USC’s new president, Carol Folt, has previous experience with athletic scandals


During her five years as chancellor at University of North Carolina at Chapel Hill, USC President Carol Folt made reforms and dealt with investigations into a decades-long academic fraud scheme involving the athletics department. (Photos courtesy of Wikimedia Commons)

Newly elected USC president Carol Folt is no stranger to scandal.

From racial controversy to Title IX discrimination, Folt tackled a litany of investigations and challenges in her nearly six years as the chancellor of the University of North Carolina at Chapel Hill. But one of the new president’s most compelling experiences took place at the start of her tenure — a decades-long scheme that used academic fraud to benefit student athletes.
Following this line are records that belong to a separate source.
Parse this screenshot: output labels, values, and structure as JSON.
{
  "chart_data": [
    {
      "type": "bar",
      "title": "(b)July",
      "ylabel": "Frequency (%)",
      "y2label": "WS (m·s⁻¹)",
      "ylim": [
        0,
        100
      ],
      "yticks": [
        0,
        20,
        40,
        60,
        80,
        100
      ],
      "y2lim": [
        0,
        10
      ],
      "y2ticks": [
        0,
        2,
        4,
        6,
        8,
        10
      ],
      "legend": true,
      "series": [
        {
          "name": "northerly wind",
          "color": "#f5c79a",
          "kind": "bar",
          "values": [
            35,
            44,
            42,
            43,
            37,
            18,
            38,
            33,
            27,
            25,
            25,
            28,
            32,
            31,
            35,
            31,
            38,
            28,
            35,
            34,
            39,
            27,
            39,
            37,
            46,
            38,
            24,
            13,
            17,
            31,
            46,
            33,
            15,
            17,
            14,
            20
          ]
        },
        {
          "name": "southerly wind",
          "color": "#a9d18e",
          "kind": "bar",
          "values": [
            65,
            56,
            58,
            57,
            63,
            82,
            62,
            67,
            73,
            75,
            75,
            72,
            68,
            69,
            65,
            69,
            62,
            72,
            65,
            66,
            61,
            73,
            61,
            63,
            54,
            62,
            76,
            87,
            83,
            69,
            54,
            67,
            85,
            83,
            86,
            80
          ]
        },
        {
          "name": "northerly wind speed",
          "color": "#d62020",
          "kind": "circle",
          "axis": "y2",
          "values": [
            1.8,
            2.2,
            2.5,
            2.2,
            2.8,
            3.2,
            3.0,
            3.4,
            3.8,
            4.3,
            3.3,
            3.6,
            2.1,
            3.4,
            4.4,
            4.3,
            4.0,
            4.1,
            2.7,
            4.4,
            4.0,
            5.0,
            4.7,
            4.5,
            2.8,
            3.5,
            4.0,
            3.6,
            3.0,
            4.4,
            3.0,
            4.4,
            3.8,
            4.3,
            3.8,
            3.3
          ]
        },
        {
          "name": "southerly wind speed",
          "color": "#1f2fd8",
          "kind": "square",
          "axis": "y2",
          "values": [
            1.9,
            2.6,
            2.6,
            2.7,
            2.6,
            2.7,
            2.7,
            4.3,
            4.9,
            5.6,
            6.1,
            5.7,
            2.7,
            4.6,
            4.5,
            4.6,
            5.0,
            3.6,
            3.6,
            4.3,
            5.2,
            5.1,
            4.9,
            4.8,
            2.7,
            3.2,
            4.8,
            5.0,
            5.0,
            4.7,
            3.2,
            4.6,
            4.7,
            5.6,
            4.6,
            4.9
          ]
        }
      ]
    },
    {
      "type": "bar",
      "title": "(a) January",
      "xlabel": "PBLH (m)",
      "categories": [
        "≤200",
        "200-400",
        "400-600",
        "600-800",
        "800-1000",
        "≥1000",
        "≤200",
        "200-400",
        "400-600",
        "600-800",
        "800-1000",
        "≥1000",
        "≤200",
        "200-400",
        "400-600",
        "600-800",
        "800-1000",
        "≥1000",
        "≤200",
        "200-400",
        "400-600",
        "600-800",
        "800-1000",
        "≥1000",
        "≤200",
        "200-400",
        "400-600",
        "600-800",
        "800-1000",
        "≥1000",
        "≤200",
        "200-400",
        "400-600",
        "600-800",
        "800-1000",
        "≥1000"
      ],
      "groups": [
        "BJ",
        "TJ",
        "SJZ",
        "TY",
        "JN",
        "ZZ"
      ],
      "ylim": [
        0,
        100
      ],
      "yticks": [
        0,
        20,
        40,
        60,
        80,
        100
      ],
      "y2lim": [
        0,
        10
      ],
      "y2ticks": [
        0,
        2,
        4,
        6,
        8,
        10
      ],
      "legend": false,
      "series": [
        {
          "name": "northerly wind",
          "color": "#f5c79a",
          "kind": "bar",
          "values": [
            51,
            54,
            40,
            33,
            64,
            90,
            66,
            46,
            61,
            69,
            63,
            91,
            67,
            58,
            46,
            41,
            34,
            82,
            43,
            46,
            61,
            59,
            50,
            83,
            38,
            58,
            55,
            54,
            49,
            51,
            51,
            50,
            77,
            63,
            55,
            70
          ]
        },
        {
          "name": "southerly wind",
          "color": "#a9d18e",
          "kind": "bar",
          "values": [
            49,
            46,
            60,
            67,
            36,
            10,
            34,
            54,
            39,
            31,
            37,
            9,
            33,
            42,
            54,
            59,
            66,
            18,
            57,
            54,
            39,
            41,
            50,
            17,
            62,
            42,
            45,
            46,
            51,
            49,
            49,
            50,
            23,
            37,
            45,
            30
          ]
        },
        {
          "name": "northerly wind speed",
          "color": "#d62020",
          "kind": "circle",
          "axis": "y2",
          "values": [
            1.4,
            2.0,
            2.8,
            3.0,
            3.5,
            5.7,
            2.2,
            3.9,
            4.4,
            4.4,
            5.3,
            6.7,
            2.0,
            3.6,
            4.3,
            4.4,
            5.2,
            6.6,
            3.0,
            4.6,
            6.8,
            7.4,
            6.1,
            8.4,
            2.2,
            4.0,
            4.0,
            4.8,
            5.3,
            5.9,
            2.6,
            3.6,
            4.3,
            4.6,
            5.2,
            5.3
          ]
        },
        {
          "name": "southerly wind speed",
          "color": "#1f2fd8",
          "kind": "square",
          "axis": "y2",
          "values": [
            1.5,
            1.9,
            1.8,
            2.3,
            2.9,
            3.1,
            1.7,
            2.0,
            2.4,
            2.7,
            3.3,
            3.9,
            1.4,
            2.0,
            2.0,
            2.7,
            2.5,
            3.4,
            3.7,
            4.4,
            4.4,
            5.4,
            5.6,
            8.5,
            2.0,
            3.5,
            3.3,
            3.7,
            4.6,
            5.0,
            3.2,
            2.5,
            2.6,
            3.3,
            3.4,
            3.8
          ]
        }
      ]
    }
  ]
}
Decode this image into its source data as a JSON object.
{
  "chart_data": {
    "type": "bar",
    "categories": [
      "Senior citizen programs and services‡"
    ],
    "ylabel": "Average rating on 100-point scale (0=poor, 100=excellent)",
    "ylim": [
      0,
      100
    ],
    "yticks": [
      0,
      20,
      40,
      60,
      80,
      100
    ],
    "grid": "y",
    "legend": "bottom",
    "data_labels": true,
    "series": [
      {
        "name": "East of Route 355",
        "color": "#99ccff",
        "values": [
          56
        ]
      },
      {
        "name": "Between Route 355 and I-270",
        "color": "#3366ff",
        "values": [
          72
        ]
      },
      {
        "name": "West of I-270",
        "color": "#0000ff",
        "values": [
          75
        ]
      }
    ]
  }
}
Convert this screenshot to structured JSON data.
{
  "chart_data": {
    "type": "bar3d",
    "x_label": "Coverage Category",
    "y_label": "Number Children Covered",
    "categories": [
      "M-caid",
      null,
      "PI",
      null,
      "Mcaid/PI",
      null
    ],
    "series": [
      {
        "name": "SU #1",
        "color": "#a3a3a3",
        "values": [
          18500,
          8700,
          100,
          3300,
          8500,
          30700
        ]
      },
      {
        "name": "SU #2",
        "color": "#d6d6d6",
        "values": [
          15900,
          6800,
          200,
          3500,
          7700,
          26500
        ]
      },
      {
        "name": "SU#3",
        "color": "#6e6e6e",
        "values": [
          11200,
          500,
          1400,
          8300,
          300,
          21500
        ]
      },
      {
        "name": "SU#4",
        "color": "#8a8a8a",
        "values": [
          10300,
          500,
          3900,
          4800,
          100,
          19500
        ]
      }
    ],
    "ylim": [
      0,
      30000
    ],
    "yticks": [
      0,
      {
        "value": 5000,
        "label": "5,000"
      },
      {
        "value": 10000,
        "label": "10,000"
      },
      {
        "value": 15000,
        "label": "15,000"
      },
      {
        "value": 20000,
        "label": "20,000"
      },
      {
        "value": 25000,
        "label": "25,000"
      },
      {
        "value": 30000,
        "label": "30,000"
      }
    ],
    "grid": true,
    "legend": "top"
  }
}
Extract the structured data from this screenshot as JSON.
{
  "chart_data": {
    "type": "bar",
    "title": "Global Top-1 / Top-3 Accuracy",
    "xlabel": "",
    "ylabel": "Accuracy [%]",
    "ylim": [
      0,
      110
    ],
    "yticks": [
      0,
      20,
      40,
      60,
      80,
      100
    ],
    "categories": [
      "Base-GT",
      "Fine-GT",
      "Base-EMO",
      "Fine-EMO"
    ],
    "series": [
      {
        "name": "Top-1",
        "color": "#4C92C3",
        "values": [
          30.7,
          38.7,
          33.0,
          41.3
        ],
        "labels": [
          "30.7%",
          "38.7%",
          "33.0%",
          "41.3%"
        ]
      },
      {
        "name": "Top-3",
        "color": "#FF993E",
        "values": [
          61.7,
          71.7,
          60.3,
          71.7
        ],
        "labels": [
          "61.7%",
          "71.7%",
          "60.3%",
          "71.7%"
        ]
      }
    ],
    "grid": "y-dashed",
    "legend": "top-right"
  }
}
Folt became the new chancellor only months after the discovery of the scheme, which involved thousands of students and dated back over a decade. Over her first four years, she led UNC through an NCAA investigation and a complete overhaul of the way its athletics department approached academic standards.

This is much-needed experience for USC, which is just starting to face the repercussions of the college admissions bribery case recently uncovered by the FBI. The athletics program is at a crossroads, after firing water polo head coach Jovan Vavic and senior associate athletic director Donna Heinel for accepting bribes to falsify admits as athletic recruits. Between the school’s upcoming internal investigation and an impending one from the NCAA, Folt will be in familiar territory when she takes on the challenge of USC Athletics.

Beginning in 1992, North Carolina offered “paper” classes in the university’s African and Afro-American Studies departments. Essentially, these classes based grades on essays alone, and rarely actually met. The classes were frequented by student-athletes, who rarely wrote their own papers and thus boosted their GPAs without ever stepping foot inside the classroom.

Governor Jim Martin discovered these classes through an independent investigation in 2012. His findings reported that 216 of these “paper” classes were created over the course of two decades. However, Martin argued that the discretion fell on the academic department, not athletics, despite the fact that many of these courses were created at the insistence of academic advisors for the football team. Still, when a 2014 UNC investigation identified that over 3,000 students had taken these classes — over half of which consisted of student athletes — the NCAA started a formal investigation into the matter.

Folt took on the chancellor position in the middle of this controversy in 2013. Besides firing four employees and disciplining five more, she formulated a broad set of reforms to attempt to prevent academic fraud as a whole on the UNC campus.

“When I was at UNC, the thing that impressed me the most was that the faculty came together and made 70 reforms,” Folt said to the Daily Trojan. “That was what was so wonderful. It wasn’t about eliminating athletics, it was about doing it right so that people could get what they needed and deserved.”

Although Folt’s tenure saw a vast expansion of transparency and enforcement of integrity policies between the athletics and academic departments, she also helped the school avoid further sanctions. At the conclusion of its investigation in 2017, the NCAA announced that it “could not conclude that the University of North Carolina violated NCAA academic rules.”

This decision was based on the argument made by UNC lawyers that while the school was guilty of academic fraud, this was an internal academic issue, not something that fell under the realm of NCAA jurisdiction. Over the course of the investigation, the school spent close to $18 million in legal and public relations costs to generate this positive result. Although the NCAA decision sparked considerable controversy, Folt’s ability to navigate NCAA scandals was one of the many reasons that she was unanimously selected.

Regardless of her impact on the structure and integrity of the athletics department, Folt’s history at North Carolina hints that she could serve as a good luck charm for USC Athletics. In her five and a half years at Chapel Hill, the Tar Heels brought home 16 conference titles and four national championships across all of its sports, including the 2017 men’s basketball title.

After attending a Duke vs. North Carolina basketball game during her initial visit of the school, Folt became a fast fan of the school’s teams and often appeared courtside to cheer on the Tar Heels. During her time, she made the student athlete experience a main focus in her approach to athletics as a whole.

“Her support has been unyielding, and we appreciate all she has done for our student-athletes,” North Carolina Athletic Director Bubba Cunningham said in an interview with UNC’s University Gazette earlier this year. “Her dedication to our student-athlete experience and their success has been second to none.”

In her first day on the job at USC, Folt made it clear that the student athlete experience will be remain one of her main focuses as she wades into her role as president.

“I really believe college athletes can be a enriching and rewarding experience,” Folt said. “Student athletes [are] where I start. Who are they? Are we giving them what we need? Are they graduating with the skills they need… If we’re gonna do it, we’re gonna do it right.”

Mia Speier and Sasha Urban contributed to this report.